Just make a setting to disable this blinking text. Shouldn’t be that difficult.
Just want to add my voice supporting this feature request. I check in every few months to see if it’s been added, to no avail. It’s the only thing keeping me from switching from OneNote to Obsidian. I would pay a premium to have it.
I strongly voice for this feature too. I’m a Word power-user with thousands of extremely well organized pages in just a few documents and a clever use of Word’s native hierarchical heading structure, plus the add-ins which turn it into a more browser-like experience. Some of these are personal diaries, some are technical diaries, and in both of them speed, efficiency, expressivity, and the principle of least effort count enormously. It is a well honed and well working system.

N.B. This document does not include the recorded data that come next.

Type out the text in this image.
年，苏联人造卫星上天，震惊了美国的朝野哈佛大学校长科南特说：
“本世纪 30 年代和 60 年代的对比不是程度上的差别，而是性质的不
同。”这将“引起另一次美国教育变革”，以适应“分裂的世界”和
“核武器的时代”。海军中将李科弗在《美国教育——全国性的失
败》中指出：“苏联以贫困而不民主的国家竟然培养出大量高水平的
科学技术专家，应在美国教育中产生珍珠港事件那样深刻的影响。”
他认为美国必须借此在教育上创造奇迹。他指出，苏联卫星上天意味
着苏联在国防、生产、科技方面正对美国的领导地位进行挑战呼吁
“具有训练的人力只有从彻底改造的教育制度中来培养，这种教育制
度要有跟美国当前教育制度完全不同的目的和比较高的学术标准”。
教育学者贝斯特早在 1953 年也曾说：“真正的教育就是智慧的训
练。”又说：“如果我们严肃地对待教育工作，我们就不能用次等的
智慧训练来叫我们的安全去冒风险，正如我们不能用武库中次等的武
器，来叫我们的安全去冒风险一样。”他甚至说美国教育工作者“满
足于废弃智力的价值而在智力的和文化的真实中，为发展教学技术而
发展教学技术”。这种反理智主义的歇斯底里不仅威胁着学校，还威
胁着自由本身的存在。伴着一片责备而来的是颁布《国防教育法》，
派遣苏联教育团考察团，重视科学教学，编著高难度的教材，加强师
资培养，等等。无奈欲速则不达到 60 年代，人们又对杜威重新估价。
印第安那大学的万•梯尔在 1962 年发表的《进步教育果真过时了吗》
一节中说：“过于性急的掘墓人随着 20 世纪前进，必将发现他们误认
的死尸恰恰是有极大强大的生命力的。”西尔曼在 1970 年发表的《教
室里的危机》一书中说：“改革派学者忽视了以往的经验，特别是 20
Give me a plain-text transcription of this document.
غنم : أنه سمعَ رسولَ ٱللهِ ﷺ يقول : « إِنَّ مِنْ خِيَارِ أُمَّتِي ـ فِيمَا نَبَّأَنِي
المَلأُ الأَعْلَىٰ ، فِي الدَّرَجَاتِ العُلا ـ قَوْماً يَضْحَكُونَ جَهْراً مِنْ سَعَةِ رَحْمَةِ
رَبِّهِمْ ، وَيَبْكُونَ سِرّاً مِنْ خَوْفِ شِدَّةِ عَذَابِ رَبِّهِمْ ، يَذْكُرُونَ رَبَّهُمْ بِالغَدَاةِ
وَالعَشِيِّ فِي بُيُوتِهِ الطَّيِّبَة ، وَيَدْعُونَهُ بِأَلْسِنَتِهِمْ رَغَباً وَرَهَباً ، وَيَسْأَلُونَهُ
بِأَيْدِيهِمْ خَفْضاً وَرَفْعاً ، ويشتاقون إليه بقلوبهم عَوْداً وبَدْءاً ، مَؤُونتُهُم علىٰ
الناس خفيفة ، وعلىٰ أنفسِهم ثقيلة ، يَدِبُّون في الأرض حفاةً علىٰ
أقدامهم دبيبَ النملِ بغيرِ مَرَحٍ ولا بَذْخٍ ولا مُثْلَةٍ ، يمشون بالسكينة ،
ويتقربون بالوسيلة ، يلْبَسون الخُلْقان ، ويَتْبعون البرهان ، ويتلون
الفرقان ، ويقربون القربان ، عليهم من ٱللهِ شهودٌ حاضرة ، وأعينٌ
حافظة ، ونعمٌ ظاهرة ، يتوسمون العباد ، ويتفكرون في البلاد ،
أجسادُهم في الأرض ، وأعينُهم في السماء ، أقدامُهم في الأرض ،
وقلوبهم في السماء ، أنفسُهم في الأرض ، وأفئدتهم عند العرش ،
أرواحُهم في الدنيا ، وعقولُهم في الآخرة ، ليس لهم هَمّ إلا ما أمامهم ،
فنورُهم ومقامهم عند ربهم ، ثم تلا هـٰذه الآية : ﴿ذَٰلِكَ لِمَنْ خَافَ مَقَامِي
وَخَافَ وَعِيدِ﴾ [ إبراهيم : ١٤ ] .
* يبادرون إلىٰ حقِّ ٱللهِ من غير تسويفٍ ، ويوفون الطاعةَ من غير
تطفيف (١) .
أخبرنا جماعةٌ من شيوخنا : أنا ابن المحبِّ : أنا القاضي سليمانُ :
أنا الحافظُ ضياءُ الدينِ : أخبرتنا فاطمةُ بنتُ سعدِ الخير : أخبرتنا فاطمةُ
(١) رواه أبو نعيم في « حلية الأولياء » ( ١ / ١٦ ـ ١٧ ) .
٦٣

Obsidian on the other hand has some value to offer that Word doesn’t have: i can name bidirectional links, transclusions, and a general privacy-oriented policy in contrast to MS’ “big brother”.
But to keep Obsidian chained up like this makes no sense.
Some people will come up here (and elsewhere) again and again reiterating that “simplicity is a value”. Simplicity is not plain text. Forcing plain text on ALL the users (yes, this is exactly where this goes - CSS in live preview is a joke) is just chaining it to the ground. At the state of things a transition is impossible.
This feature request doesn’t appeal to me at all. I find the current live preview perfect just the way it is. And I think it would be a huge mistake to take Obsidian down the rabbit hole of trying to add rich text as an option—it’s just not as future-proof and interoperable as plaintext is.
But I think there could be a third editing option besides source mode and live preview—call it “hide codes”—that completely hides the markdown characters, which would disappear as soon as they’re typed or entered with keybindings or buttons. If someone using it needed to see the codes for troubleshooting, they could temporarily toggle into source mode.
That would drive me crazy, but this feature request is popular enough that a lot of users would probably prefer it as a third editing mode option.
It might even be possible to implement with a plugin, but most people with the coding skills to write plugins want to see the codes, and probably won’t be motivated to spend unpaid time writing and maintaining something they wouldn’t use themselves.
EDIT: The risk of adding a “hide codes” option would be that some people using it wouldn’t bother learning enough markdown to understand how to fix basic formatting issues themselves, leading to an influx of trivial requests for help on the Discord and here on the Forum, and increased burden on the moderators and other volunteers.
Is this bullettin board pubblicily logging in all edits now? First time I ever see this anywhere. A little bit intrusive considering we are be trying to convey a good, well formatted and well arranged message while fighting with this barebone markdown editor.
I really like the current source mode and live preview modes exactly as they are. They are exactly what I want from a Markdown note taking application. If Obsidian did add a fully WYSIWYG mode, I’d prefer that it be an additional mode that you could enable/disable based on your personal preference, while leaving the existing two modes intact.